I'm confused and need a little clarification. Usually the only time a solenoid is activated is when it needs to change from it’s “steady” state to the alternate (least used) state. In other words, its "normal" state (open electrical circuit, no current flow though the coil) is the state that it’s in “most of the time”. Then when it needs to open or close (depending on the design of the solenoid, normally open or normally closed) something either provides voltage or ground (depending on how it's wired). That way there is only current flow during limited times and not all the time which saves heating the coil and also wear on the small springs internal to the solenoid.

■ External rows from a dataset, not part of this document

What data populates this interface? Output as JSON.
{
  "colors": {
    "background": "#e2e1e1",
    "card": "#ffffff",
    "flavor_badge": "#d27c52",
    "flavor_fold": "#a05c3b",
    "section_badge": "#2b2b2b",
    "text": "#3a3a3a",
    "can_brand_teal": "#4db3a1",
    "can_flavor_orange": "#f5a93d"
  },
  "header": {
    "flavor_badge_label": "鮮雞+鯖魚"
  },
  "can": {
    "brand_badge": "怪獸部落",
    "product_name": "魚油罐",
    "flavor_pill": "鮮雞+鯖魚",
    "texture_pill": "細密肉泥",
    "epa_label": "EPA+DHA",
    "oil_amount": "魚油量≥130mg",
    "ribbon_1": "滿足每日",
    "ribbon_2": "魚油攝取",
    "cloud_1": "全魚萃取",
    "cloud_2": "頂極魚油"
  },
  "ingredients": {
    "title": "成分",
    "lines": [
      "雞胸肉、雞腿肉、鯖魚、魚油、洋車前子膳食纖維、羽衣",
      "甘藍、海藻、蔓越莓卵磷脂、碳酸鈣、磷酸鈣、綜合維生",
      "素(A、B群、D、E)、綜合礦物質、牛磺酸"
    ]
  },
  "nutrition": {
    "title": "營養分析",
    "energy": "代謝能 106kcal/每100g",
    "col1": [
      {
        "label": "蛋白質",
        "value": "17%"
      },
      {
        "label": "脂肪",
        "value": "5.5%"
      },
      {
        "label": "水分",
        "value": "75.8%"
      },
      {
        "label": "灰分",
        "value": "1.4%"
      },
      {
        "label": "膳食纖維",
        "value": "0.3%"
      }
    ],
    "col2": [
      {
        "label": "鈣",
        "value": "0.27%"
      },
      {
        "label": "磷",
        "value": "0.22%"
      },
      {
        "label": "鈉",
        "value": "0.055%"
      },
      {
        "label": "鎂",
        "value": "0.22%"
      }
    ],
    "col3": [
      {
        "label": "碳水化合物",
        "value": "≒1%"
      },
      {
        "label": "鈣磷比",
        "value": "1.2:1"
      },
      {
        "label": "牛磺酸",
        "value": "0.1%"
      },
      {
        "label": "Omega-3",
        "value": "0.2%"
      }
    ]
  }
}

So you’re saying that during normal cruising, while the IMRC’s are being held closed by vacuum (ported through the IMRC solenoid), the EEC is providing a ground and thus energizing the solenoid coil? Then at 3000, the EEC removes ground and the solenoid de-energizes and the IMRC’s “snap” open due to the flat springs on the IMRC runners.
Isn’t that backwards from the way most solenoids are wired?
Don’t get me wrong, I’m not questioning you. It just seems like that is backwards from the way most solenoids are wired. I haven’t researched the IMRC’s yet, but I just assumed that when de-energized, they would pass the vacuum to the IMRC’s and they would stay closed, then at 3K, the EEC would energize the circuit and close (or vent) the vacuum and the IMRC’s would close by the springs.
Any guesses why Ford would have current flow through the EEC when it’s not necessary?
Oh wait, I’m trying to comprehend Ford engineers. My bad!